La journée des adieux. – Le 26 août, « sur les dix heures, on a pansé la jambe du roi, dans laquelle on lui a donné plusieurs coups de lancette et fait incisions jusqu’à l’os ; et comme on a trouvé que la gangrène gagnait jusque-là, il n’y a plus eu lieu de douter… » (Dangeau). Louis XIV reçoit dans sa chambre son arrière-petit-fils le Dauphin (le futur Louis XV âgé de 5 ans) : « Mignon, vous allez être un grand roi, mais tout votre bonheur dépendra d’être soumis à Dieu et du soin que vous aurez de soulager vos peuples. Il faut, pour cela, que vous évitiez autant que vous le pourrez, de faire la guerre. C’est la ruine des peuples ; ne suivez pas le mauvais exemple que je vous ai donné en cela. J’ai souvent entrepris la guerre trop légèrement et l’ai soutenue par vanité ; ne m’imitez pas, mais soyez un prince pacifique et que votre principale application soit de soulager vos sujets… » (Dangeau). Il tient aussi un discours aux gens de cour et gens de service puis prend congé des dames. Le lendemain, Louis XIV fait brûler des papiers qui se trouvent dans ses cassettes, en présence de Madame de Maintenon. Le roi ne donne aucune instruction pour ses funérailles, si ce n’est de transporter son cœur dans l’église des Jésuites auprès de celui de son père.

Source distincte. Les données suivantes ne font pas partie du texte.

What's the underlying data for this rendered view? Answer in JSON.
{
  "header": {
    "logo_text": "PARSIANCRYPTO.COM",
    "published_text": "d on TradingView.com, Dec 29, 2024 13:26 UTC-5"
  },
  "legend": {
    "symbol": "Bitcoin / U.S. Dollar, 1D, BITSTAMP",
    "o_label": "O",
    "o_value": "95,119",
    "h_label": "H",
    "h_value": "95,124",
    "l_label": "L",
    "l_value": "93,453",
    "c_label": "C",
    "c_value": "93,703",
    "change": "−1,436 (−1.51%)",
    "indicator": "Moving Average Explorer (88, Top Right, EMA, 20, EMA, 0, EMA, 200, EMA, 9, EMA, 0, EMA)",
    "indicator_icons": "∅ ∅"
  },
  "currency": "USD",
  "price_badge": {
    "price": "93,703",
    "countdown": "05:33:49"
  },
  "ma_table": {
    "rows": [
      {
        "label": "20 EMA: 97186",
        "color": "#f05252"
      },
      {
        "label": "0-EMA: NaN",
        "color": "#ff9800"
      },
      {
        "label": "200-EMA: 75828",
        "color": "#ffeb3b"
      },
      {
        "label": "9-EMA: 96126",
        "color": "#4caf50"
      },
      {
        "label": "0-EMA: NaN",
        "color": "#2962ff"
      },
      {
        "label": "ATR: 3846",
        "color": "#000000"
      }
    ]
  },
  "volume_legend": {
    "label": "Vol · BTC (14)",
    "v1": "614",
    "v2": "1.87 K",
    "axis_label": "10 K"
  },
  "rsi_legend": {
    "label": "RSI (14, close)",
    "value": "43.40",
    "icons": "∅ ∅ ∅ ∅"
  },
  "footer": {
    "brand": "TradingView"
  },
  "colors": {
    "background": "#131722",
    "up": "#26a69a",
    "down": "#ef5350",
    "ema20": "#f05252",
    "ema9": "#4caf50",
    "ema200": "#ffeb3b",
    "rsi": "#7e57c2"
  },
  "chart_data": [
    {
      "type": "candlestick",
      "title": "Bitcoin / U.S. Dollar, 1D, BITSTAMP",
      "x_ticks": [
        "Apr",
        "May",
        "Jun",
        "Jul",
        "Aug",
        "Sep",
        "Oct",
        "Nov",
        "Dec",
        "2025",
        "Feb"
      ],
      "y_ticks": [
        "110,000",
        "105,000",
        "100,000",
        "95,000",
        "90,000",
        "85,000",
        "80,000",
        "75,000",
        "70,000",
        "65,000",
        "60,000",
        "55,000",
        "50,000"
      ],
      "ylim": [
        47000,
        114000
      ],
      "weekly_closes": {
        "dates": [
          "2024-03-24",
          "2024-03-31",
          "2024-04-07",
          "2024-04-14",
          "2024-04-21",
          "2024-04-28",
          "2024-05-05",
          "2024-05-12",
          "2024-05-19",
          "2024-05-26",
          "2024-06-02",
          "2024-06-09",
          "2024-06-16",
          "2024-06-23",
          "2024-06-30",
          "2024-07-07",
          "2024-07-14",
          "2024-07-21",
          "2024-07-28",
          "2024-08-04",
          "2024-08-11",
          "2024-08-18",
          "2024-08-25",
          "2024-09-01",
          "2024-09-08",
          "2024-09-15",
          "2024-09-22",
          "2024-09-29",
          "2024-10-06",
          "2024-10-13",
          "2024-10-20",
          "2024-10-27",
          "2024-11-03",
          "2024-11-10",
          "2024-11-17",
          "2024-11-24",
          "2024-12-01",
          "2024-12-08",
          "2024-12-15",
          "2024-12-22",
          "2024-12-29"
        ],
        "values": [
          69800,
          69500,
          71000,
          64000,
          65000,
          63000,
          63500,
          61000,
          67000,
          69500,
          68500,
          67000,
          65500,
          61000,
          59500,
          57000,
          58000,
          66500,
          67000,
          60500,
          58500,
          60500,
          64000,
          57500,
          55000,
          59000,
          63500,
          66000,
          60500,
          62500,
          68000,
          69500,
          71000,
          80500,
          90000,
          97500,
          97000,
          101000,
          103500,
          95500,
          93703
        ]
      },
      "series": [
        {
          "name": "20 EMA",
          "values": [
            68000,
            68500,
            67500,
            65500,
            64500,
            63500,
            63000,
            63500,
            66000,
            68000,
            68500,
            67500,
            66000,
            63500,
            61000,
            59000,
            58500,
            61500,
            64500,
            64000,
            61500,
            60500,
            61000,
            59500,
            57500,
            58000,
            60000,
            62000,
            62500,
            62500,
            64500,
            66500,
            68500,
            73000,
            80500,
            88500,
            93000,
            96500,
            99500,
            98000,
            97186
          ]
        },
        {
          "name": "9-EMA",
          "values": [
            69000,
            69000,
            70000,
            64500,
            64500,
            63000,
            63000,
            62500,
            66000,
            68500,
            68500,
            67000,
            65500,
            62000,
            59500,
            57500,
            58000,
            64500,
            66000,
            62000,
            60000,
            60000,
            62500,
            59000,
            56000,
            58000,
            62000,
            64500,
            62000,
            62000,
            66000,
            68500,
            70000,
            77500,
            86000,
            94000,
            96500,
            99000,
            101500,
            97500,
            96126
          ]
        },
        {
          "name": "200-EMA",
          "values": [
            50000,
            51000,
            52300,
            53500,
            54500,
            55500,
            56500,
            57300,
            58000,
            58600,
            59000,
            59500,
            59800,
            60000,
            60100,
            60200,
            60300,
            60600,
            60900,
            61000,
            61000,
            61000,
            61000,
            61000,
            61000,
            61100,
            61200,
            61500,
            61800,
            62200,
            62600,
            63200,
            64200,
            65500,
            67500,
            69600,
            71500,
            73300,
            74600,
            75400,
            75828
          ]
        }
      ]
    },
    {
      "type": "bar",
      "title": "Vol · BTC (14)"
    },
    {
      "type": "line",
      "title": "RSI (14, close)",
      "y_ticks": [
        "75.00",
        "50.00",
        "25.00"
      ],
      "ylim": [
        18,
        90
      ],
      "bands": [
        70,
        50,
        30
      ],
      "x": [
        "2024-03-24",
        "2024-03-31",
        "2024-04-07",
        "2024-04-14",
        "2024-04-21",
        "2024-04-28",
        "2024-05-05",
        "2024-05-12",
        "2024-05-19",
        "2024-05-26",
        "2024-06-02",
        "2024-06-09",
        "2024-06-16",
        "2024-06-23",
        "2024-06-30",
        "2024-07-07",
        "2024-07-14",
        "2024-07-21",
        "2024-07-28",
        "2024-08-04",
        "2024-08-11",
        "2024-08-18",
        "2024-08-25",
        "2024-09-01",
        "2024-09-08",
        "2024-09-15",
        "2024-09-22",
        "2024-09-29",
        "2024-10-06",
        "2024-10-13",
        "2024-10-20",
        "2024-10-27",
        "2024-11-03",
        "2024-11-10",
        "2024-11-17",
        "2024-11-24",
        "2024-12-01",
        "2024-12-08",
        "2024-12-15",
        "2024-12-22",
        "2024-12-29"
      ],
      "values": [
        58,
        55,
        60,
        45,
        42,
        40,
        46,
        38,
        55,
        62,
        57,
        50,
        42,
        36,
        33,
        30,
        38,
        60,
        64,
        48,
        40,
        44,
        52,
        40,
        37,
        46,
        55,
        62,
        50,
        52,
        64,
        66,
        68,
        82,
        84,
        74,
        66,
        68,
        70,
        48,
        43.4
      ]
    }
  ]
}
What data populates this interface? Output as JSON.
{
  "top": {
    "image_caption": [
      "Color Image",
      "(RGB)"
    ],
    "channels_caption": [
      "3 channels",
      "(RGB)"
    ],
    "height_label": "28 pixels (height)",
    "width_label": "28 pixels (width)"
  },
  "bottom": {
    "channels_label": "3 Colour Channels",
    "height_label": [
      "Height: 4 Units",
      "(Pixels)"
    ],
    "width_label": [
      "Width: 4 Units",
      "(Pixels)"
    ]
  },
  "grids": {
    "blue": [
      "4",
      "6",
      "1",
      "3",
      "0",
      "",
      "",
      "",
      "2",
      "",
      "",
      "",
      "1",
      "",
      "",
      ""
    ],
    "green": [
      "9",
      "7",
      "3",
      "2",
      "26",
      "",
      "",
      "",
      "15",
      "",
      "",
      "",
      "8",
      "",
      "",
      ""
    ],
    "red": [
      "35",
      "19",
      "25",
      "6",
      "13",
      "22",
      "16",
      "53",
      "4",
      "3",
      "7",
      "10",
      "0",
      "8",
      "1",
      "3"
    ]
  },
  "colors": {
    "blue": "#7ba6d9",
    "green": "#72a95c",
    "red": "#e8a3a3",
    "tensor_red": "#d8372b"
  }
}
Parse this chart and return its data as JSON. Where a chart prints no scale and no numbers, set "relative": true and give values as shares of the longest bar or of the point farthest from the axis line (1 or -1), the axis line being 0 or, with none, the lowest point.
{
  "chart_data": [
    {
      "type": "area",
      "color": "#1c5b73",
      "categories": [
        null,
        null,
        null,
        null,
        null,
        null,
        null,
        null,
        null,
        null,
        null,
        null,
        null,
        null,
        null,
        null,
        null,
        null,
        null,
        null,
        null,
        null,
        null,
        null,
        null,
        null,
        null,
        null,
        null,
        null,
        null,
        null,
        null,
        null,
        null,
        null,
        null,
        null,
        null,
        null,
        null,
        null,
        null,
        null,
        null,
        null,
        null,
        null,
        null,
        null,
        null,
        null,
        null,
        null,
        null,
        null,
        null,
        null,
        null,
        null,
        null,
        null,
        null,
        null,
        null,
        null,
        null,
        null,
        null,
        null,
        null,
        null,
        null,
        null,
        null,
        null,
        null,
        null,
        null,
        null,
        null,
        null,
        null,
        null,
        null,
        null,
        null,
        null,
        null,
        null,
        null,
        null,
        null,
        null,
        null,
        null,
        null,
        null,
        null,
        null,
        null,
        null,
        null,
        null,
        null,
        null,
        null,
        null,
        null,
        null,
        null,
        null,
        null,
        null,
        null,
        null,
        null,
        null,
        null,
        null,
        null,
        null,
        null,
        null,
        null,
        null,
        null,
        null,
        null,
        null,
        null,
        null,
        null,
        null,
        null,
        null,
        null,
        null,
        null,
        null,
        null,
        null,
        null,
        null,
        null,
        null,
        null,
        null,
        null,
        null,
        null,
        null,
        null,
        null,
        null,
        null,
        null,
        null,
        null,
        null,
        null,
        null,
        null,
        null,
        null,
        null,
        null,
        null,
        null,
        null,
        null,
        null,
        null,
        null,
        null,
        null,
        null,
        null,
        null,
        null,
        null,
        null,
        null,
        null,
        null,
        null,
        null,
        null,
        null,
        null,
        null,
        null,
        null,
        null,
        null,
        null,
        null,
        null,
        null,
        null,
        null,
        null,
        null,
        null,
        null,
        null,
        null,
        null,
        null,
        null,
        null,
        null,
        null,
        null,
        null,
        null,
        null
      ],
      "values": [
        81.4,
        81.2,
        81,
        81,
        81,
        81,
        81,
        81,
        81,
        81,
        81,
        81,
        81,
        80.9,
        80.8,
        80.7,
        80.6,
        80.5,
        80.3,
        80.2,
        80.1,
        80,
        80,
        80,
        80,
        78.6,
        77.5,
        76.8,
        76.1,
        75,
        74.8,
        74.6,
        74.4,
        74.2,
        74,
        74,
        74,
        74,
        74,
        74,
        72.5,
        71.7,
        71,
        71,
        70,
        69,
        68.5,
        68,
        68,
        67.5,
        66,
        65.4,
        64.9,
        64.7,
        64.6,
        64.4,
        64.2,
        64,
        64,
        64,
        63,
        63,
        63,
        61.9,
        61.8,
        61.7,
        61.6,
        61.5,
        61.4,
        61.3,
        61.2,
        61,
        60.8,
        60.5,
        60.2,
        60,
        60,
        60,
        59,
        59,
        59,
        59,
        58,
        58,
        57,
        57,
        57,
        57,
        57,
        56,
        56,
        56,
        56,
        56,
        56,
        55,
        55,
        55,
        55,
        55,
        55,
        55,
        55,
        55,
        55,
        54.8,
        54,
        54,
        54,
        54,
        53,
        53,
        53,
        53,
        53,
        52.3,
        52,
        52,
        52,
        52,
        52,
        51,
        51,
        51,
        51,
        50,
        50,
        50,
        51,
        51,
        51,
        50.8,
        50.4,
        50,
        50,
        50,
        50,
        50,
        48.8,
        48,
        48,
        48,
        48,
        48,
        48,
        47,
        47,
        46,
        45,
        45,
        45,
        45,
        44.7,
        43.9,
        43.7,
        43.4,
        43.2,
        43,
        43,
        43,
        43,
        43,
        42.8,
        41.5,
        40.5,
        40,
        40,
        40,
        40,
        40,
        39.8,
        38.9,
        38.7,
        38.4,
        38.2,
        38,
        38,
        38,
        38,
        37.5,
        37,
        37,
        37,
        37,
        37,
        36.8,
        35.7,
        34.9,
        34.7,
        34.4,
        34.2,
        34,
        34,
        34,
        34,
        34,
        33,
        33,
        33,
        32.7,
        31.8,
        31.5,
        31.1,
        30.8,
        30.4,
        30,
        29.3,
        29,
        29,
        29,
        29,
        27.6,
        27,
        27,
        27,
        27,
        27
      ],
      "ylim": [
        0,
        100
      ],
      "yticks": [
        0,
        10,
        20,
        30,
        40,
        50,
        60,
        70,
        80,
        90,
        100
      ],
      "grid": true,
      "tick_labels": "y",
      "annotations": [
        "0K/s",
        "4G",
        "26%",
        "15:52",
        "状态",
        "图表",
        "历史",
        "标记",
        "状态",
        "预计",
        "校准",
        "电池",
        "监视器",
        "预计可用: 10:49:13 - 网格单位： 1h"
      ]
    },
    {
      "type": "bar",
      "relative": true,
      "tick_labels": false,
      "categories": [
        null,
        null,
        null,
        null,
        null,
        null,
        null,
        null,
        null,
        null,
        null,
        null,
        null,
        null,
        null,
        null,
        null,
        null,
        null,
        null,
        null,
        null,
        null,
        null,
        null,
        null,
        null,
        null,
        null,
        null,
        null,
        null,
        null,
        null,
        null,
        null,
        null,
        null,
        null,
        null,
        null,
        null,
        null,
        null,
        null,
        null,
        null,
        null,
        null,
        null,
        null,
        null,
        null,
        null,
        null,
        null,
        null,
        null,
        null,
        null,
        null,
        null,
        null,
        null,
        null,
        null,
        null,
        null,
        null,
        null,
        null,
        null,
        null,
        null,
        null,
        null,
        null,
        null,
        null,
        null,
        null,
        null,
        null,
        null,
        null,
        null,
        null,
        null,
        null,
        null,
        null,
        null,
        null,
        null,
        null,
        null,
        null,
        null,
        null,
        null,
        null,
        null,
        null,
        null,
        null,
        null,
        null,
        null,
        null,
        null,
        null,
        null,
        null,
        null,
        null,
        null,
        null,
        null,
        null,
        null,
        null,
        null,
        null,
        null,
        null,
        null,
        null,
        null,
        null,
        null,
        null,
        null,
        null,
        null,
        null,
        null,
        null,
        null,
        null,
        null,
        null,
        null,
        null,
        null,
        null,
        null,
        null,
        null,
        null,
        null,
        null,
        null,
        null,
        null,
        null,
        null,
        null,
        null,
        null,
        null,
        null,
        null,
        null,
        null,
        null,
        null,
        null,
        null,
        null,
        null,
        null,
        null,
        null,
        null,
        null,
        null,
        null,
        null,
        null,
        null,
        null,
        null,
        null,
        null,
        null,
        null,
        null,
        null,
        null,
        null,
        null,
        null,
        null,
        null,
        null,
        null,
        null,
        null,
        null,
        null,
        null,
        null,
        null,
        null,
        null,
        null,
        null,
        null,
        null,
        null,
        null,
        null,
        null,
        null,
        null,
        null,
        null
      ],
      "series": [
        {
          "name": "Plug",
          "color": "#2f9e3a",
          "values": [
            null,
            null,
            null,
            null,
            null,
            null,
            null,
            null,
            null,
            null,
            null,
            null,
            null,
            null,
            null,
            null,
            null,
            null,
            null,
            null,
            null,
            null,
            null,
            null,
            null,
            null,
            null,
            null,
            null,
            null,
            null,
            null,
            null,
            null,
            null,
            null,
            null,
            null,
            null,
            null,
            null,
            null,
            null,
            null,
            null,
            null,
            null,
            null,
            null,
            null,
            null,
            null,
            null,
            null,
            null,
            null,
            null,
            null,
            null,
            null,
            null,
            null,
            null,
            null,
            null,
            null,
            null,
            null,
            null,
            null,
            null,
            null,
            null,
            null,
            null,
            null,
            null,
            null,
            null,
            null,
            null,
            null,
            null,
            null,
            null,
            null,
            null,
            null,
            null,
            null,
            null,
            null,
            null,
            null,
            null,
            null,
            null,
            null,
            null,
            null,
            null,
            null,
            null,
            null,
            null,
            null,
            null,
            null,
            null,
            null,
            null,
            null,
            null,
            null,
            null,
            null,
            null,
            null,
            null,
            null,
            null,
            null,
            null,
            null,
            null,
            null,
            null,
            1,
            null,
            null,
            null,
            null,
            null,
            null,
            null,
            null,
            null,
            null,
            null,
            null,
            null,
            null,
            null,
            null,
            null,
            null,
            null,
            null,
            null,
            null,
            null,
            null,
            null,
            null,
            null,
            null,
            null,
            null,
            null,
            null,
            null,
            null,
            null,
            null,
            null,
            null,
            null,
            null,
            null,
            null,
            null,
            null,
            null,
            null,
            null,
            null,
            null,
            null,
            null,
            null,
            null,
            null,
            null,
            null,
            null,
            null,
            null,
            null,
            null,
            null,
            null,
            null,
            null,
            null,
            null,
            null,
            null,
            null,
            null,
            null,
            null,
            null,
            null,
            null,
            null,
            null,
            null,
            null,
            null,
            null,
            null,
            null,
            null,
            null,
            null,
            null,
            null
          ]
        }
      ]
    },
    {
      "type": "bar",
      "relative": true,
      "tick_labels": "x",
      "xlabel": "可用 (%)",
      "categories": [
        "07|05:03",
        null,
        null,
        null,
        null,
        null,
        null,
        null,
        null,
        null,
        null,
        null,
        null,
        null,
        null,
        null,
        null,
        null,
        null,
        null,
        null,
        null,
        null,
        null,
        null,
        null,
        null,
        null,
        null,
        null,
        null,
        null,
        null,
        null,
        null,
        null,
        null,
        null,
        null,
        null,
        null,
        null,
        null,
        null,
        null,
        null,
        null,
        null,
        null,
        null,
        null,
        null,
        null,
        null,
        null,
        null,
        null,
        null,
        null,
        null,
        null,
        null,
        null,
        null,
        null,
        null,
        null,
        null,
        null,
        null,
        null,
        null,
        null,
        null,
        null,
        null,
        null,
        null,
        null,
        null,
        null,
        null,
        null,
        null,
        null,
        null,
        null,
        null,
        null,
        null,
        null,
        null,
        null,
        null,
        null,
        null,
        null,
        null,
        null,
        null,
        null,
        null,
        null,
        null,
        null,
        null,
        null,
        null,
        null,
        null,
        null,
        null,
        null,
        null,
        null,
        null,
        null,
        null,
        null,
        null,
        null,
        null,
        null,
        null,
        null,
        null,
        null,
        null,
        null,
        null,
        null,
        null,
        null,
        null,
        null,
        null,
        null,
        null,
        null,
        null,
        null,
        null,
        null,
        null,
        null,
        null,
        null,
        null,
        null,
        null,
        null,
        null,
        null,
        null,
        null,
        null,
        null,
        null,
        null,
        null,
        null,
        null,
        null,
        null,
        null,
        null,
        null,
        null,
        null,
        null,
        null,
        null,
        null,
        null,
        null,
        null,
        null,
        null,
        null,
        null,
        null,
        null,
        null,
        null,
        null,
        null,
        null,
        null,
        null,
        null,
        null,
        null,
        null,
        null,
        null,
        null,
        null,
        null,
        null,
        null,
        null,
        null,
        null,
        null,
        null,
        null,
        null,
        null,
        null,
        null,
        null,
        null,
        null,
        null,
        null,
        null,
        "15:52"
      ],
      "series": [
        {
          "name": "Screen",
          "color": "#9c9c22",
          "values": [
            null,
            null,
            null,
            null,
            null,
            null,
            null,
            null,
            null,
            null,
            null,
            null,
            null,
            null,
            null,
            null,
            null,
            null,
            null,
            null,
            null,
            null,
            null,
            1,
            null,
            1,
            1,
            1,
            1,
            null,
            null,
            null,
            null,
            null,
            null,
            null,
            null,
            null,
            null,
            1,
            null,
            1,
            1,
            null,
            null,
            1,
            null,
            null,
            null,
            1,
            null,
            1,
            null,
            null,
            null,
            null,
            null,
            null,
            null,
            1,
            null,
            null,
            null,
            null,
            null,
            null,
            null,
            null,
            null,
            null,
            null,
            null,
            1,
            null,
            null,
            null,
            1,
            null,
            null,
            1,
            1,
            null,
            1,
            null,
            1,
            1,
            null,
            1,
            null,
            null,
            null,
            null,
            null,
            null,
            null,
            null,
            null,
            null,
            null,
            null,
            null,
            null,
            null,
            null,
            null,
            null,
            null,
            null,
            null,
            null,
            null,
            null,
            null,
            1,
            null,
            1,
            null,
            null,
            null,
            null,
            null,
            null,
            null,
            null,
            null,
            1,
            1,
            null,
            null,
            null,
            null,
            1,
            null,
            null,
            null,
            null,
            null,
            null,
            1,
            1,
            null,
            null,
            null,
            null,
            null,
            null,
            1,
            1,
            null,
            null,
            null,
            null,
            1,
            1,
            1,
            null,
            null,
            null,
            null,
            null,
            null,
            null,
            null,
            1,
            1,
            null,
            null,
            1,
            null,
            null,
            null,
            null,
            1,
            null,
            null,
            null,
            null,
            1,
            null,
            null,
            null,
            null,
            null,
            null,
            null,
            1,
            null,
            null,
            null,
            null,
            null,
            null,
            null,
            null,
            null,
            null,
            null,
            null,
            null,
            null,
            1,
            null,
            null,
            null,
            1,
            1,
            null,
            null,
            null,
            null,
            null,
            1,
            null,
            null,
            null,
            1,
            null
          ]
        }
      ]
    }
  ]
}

Un Provençal charlatan nommé Brun. – Le 27 à onze heures, se présente à Versailles un homme venu de Marseille qui apporte un élixir prétendu souverain contre la gangrène. Les médecins du roi acceptent de donner de cet élixir « fait avec le corps d’un animal », atrocement puant et mettent dix gouttes dans trois cuillères de vin d’Alicante ; ils le font boire au roi qui ne refuse pas. Médecins et courtisans se disputent pour savoir s’il faut continuer à en donner au roi. Le duc d’Orléans décide de continuer ce traitement et accepte même de faire entrer Brun dans la chambre du roi, au milieu des représentants de la Faculté.

Derniers moments. – Le 28 août, Louis XIV dit adieu à Madame de Maintenon qui se retire à Saint-Cyr. Le lendemain, le roi la fait mander ; la marquise revient. « Le vendredi 30 août, Madame de Maintenon s’en est allée à cinq heures à Saint-Cyr pour n’en revenir jamais » (Dangeau). « Le 31, le roi a été sans connaissance toute la journée. Il a pris comme hier, de la gelée, et quelques verres d’eau ». Le dimanche 1er septembre, « le roi est mort ce matin à huit heures un quart et demi et il a rendu l’âme sans aucun effort, comme une chandelle qui s’éteint » (baron Louis-Nicolas de Breteuil).

« On ne saurait mourir avec une fermeté et une résolution plus grandes que S.M. Huit jours durant il a vu la mort en face, sans montrer la moindre frayeur ; il était aussi calme que s’il allait simplement entreprendre un voyage à Fontainebleau. Je trouve que Sa Majesté a été plus grande dans la mort que dans la vie » (Lettre de Madame Palatine à Leibnitz, 26 septembre 1715).